Y una dura bola de aire ardió en llamas entre ellos y golpeó a Eragon en el centro del pecho, lanzándolo seis metros por el aire en la meseta.
Mientras caía de espaldas, Eragon oyó que Saphira rugía. Su visión se tiñó de rojo y negro, y luego se arrebujó formando una pelota mientras esperaba que pasara el dolor. Cualquier placer que hubiera sentido por la reaparición de Murtagh quedó anulado por las macabras circunstancias del reencuentro.

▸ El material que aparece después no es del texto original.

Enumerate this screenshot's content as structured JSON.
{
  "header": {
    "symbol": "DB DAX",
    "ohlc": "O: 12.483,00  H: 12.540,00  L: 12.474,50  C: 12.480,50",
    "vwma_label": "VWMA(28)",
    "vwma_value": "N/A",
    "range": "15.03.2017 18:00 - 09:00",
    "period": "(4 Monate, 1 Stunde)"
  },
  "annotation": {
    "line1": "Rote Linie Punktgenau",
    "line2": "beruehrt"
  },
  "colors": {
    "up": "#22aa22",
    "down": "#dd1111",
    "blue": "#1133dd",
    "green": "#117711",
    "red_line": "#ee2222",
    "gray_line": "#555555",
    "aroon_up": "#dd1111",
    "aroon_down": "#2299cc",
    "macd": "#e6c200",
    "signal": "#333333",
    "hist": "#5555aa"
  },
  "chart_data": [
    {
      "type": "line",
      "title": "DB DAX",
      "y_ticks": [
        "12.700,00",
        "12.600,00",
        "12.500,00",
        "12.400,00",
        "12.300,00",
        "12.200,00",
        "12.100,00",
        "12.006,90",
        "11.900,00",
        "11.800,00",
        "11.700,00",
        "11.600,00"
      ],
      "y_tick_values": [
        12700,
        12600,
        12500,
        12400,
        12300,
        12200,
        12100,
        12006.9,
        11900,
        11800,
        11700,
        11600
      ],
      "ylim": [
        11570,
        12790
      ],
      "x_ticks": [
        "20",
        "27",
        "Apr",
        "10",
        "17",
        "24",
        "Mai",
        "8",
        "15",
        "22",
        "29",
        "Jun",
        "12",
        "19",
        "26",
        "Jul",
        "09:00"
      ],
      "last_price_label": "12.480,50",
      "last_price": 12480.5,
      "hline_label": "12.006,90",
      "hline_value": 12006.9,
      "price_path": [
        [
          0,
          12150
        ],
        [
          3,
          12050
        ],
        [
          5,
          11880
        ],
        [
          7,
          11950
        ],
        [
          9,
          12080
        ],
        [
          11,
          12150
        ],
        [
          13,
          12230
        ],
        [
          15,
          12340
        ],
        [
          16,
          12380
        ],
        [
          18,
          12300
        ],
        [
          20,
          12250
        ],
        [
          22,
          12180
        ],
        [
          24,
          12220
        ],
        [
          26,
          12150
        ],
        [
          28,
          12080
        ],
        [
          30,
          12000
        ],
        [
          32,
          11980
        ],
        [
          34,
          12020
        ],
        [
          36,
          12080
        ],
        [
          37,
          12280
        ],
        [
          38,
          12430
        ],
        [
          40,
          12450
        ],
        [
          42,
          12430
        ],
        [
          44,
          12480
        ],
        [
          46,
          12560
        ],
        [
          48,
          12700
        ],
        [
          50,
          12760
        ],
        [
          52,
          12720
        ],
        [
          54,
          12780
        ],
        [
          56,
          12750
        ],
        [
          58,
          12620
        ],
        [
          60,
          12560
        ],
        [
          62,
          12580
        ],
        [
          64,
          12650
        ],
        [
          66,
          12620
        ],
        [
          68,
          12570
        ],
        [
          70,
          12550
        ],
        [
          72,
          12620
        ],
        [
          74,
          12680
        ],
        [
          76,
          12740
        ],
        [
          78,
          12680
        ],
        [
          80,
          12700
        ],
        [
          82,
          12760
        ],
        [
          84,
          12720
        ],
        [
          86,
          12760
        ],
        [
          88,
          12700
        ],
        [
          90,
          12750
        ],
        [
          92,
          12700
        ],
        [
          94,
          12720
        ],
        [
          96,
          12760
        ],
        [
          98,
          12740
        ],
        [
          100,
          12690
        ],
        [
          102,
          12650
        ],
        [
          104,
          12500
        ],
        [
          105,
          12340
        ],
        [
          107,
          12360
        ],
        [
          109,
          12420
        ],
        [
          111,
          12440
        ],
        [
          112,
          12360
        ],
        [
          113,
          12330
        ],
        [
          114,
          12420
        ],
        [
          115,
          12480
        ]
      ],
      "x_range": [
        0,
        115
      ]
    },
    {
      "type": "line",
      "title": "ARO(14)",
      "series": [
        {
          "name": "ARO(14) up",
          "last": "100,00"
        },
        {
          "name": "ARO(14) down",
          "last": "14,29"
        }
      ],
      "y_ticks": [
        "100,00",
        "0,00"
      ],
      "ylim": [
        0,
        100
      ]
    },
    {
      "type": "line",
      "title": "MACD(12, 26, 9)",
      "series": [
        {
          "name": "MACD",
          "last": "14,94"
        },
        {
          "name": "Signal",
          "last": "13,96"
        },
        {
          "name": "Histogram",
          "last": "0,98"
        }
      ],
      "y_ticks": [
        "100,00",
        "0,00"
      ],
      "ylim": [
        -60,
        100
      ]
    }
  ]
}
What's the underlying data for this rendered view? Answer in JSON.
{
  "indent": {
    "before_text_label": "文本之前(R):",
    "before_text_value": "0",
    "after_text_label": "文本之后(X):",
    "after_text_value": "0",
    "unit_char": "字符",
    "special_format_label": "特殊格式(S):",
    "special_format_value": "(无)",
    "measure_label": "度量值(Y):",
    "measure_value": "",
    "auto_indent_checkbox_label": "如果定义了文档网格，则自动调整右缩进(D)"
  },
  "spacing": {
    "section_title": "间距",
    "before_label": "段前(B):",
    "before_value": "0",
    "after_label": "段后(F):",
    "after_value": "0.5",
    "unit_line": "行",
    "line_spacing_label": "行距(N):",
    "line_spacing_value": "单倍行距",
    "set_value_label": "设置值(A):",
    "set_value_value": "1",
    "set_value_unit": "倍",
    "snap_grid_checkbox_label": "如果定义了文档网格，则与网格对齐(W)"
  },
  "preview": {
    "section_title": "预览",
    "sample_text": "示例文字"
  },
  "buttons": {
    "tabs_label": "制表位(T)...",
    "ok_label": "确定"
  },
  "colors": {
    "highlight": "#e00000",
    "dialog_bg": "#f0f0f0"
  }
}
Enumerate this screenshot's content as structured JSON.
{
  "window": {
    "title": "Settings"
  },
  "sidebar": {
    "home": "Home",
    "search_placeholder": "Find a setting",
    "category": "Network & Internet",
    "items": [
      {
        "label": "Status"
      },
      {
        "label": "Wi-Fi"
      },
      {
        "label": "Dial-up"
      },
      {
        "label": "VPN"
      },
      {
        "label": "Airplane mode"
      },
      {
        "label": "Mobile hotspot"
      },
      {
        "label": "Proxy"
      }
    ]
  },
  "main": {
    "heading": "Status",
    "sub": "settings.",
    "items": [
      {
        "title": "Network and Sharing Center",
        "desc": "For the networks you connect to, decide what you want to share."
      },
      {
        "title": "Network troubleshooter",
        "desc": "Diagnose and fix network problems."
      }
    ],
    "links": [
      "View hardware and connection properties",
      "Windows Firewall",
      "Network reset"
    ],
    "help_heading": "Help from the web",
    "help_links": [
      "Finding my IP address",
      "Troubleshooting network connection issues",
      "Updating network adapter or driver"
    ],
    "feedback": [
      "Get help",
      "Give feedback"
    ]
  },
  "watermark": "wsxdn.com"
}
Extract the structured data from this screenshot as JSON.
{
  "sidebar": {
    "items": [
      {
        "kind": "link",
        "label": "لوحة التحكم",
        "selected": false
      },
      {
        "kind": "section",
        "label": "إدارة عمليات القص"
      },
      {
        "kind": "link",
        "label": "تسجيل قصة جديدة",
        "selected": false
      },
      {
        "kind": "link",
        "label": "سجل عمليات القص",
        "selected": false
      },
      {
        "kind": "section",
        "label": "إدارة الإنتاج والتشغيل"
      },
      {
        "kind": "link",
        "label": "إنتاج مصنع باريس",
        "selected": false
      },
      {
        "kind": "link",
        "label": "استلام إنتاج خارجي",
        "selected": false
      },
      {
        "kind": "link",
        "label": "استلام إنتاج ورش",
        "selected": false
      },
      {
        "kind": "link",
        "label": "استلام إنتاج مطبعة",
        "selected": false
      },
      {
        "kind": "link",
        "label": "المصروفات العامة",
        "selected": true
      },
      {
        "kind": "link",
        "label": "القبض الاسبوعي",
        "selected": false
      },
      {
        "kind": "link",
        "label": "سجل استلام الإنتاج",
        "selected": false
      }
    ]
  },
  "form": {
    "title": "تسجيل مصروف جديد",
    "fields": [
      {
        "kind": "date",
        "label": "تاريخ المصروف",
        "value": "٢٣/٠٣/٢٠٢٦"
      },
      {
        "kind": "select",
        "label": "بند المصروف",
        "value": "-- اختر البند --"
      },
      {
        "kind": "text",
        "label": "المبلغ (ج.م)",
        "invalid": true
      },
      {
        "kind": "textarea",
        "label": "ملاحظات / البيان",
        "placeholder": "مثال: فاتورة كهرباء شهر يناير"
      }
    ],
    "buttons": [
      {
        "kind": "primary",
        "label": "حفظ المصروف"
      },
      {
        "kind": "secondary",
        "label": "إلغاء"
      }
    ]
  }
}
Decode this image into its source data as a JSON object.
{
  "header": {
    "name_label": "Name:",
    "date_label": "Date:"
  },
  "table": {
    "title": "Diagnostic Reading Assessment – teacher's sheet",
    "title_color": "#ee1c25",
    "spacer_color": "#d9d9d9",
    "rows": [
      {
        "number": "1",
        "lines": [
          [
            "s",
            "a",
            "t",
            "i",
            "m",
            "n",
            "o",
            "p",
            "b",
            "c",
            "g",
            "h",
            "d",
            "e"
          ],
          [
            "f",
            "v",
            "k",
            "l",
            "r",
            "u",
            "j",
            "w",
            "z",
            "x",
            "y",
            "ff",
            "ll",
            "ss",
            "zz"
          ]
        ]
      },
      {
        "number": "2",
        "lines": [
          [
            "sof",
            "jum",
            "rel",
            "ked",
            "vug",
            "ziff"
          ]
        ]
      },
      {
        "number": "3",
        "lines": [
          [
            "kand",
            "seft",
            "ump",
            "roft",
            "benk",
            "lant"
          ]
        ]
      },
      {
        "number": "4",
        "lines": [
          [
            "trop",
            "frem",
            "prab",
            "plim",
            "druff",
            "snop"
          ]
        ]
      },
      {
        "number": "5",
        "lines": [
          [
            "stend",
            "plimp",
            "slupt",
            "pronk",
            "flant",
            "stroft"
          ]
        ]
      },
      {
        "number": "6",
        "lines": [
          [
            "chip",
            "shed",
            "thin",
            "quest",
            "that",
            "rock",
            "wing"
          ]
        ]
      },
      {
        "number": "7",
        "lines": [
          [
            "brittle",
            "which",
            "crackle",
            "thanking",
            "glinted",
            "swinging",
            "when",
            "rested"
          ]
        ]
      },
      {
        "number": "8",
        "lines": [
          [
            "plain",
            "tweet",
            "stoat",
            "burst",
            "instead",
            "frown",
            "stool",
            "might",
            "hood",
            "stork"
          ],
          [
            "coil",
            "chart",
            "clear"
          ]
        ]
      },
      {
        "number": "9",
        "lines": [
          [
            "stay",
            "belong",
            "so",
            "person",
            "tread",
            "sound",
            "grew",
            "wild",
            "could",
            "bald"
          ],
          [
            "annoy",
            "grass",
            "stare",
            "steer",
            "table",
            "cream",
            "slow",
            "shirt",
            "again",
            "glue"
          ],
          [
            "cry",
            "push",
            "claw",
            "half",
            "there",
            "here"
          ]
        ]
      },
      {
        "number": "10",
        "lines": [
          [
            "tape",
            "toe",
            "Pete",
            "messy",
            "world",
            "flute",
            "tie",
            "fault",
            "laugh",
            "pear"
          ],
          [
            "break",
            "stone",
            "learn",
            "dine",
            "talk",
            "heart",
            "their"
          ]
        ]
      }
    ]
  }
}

Una inestable mezcla de impresión, confusión y rabia hervía en su interior.
Murtagh bajó la espada y señaló a Eragon con su mano envuelta en hierro, cerrando todos los dedos menos el índice para formar un puño espinoso.
—Nunca supiste rendirte.
Un escalofrío recorrió la columna vertebral de Eragon, pues acababa de reconocer una escena de la premonición que había experimentado mientras remaba por el Az Ragni hacia Hedarth: Había un hombre tumbado en el barro revuelto, con el yelmo partido y la malla ensangrentada… Su rostro se escondía detrás de un brazo alzado. Una mano con guante de hierro entró en la visión de Eragon y señaló al hombre caído con la autoridad del mismísimo destino. El pasado y el futuro acababan de converger. Ahora se decidiría la condena de Eragon.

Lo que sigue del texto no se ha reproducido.